To the editor:
There's not much surprise in the letter from the League of Women Voters urging us to vote "no" on Question 1.
Did the League weigh in with a defense of Sarah Palin yet? I ask in part because Alaska is one of the seven states that has no income tax. So whatever Mrs. Palin has managed to accomplish as the state's governor, given the end-of-civilization-as-we-know-it recitation of prospective horribles in the League's letter to this newspaper, is surely entitled to acknowledgment and admiration from, even celebration by, the League. Google says "no," but I may have missed it.
The nearest of the non-income-tax states is neighboring New Hampshire. The letter from the League does not help us understand how it is that the sky-is-falling consequences sure to follow from an abandonment of an income tax in our commonwealth are not to be found in New Hampshire or in any of six other states that rely on other sources of revenue to survive, and indeed sometimes to thrive.
The League writes, for example:
Infrastructure will deteriorate further with less money for roads, bridges and public transportation systems. This means more crumbling roadways, potholes, and repair bills for drivers and a greater risk of train derailments and unsafe bridges.
I have often driven in New Hampshire, and I have noted, with some chagrin, that the quality of the roads there, subjected to worse weather than our own, is almost invariably superior to that of our own. Indeed, the difference is noticeable as soon as the state line is passed. I do not typically read newspapers from those other states, and that may be the reason I have seen no reports of train derailments or unsafe bridges there. I have read of such things occurring in Minnesota, most recently and dramatically, which is perplexing because of state income tax rates there of between 5.35 percent and 7.85 percent.

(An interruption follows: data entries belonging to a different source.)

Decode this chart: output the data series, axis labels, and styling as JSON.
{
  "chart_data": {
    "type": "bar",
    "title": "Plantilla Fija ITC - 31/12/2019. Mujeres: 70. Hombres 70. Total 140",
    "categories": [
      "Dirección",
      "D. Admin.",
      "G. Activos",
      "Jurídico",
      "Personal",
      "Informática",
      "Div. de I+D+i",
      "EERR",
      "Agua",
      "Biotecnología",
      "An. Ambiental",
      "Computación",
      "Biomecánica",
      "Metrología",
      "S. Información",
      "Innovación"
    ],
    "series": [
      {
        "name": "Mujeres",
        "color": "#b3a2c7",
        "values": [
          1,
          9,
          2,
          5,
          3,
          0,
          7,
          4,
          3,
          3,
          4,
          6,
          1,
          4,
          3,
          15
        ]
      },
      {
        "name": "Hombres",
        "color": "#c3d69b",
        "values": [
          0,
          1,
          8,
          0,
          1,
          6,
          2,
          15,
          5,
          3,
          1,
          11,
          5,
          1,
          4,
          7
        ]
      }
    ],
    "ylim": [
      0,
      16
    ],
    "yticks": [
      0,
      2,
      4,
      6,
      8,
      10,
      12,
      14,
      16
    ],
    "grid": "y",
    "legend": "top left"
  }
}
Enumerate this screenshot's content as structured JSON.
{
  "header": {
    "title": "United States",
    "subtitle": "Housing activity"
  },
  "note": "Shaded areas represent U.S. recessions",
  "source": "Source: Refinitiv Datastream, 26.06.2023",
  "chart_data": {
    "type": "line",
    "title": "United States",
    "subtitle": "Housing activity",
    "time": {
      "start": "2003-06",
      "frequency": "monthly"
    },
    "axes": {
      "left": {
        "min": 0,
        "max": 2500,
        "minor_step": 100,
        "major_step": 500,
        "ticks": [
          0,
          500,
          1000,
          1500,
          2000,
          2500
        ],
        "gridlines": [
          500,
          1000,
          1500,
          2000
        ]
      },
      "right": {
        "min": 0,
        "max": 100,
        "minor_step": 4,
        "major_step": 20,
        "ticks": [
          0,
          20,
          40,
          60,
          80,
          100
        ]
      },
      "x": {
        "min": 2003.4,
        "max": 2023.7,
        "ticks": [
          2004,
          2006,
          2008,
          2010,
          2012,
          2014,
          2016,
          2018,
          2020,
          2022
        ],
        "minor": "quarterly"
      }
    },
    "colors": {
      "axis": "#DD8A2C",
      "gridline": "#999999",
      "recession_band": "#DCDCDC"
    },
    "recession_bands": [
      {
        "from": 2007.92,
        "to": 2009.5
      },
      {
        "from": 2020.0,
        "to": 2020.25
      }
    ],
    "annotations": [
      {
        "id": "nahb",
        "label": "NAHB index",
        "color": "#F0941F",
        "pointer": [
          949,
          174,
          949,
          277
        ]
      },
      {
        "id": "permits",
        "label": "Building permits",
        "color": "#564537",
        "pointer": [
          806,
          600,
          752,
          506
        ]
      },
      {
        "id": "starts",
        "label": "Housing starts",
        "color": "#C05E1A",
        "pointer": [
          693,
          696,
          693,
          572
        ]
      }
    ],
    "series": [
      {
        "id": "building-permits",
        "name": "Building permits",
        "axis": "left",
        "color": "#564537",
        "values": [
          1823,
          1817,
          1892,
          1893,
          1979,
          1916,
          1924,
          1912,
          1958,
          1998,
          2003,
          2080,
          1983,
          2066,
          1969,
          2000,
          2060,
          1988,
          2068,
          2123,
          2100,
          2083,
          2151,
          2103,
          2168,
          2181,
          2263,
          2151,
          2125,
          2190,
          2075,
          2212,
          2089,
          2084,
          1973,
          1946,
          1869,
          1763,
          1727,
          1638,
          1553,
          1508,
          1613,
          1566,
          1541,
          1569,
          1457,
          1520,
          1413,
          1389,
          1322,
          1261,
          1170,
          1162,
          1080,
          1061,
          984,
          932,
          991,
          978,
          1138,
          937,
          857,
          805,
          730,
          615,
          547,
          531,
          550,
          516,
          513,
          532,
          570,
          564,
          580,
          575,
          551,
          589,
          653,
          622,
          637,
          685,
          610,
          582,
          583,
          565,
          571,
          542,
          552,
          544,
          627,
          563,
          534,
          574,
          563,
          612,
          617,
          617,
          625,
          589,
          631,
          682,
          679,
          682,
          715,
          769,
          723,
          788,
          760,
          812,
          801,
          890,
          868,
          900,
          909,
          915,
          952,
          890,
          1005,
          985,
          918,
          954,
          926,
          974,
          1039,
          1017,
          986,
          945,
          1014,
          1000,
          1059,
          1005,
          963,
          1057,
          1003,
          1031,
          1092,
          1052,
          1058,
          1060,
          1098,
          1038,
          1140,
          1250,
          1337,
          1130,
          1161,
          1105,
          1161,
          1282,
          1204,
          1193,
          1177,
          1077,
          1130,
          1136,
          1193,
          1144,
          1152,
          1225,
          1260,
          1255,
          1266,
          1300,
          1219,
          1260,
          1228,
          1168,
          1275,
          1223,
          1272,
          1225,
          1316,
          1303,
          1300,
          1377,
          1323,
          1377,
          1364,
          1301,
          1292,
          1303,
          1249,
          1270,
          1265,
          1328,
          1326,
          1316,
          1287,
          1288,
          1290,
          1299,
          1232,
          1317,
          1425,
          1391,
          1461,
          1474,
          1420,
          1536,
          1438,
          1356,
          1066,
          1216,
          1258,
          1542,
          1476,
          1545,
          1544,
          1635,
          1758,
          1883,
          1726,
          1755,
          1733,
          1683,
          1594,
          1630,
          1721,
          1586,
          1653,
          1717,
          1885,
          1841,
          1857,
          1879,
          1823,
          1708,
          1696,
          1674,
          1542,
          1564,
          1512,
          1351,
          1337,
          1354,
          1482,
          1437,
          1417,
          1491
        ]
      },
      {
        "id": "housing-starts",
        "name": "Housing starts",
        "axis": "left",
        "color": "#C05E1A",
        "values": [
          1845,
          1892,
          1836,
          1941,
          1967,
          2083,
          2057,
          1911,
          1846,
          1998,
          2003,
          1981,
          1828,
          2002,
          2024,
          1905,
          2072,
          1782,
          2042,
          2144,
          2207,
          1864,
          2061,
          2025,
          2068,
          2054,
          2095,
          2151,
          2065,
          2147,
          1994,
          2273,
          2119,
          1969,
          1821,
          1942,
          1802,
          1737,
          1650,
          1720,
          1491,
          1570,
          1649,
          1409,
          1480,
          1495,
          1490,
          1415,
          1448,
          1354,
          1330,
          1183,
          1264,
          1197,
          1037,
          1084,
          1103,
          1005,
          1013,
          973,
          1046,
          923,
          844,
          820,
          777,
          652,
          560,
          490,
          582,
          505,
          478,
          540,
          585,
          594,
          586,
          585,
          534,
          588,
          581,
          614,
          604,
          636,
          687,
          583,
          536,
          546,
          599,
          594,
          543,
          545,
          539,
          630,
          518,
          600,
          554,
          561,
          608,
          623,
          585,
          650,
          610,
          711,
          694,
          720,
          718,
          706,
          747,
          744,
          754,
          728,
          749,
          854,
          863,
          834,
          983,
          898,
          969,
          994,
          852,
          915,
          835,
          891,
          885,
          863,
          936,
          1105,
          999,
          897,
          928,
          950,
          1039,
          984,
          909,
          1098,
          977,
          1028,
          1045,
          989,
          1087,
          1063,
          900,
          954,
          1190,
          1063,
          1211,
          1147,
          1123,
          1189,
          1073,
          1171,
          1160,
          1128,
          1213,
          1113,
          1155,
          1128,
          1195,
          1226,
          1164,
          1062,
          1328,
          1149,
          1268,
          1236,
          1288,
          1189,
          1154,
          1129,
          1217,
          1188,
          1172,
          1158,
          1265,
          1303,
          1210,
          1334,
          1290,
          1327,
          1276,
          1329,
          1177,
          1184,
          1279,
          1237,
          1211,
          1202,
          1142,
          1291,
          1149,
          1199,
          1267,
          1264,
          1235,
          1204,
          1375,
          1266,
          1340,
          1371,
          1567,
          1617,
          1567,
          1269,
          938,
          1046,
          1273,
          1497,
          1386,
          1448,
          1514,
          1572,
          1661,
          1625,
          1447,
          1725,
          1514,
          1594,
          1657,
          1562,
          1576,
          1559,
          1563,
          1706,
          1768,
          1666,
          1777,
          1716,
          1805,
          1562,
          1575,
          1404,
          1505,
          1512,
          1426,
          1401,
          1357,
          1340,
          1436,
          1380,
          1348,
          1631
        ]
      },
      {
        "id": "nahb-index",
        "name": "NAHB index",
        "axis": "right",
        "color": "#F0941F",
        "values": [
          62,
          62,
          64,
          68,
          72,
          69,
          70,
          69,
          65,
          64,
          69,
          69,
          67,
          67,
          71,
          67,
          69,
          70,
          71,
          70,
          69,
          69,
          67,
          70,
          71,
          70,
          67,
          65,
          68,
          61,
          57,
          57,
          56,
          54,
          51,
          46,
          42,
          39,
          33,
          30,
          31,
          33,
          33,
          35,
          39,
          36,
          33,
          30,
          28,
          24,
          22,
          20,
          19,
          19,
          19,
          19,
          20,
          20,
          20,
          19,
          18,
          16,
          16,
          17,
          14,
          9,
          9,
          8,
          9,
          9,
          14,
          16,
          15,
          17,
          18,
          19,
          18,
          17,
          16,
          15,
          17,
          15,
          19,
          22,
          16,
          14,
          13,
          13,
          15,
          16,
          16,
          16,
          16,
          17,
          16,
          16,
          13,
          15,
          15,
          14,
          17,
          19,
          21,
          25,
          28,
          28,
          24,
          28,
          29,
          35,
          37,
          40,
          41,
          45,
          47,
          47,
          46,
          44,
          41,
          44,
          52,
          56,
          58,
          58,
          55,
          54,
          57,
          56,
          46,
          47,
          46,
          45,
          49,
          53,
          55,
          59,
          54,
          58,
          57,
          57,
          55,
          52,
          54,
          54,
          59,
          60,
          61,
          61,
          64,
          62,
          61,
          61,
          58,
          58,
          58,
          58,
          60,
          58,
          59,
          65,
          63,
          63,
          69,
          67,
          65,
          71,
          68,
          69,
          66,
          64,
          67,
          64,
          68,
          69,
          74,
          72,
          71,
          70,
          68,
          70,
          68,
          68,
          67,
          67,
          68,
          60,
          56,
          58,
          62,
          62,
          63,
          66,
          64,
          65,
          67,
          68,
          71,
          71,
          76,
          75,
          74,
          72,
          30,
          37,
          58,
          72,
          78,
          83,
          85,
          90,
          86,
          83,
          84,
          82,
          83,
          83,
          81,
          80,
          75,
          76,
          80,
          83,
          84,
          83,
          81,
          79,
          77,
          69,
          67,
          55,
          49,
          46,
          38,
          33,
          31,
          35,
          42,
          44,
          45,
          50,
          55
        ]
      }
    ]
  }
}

Nor have I seen any such reports of out-of-the-ordinary civic chaos in Texas, Florida, South Dakota, Nevada, Washington or Wyoming.
My point is a simple one.
Spare us, please, the lurid descriptions of the prospects for a civic Armageddon if we vote to declare our independence from state income taxation. Give us some credit for understanding that it is up to us to decide, on the rare occasion when we have something to say about the taxes imposed upon us, whether we want a government of yes-we-can or of no-maybe-we-shouldn't. It is right and just for us to question whether we want to have our hard-earned dollars taken from us to support feel-good programs that, while offering some benefit to society as a whole, inevitably involve mismanagement and fiscal irresponsibility and overpayment to and for the financial advantage of those who are supposed to be our civil servants but who think of themselves instead as our masters.
The League of Women Voters has a proud, if sometimes uneven, tradition of trying, at least, to promote our education on civic matters. It is disappointing to see it so readily abandon that fine tradition in favor of talking-points memos in the transparent disguise of a concerned letter to the editor.
We deserve better of the group. Education, yes. Shrill propaganda, no.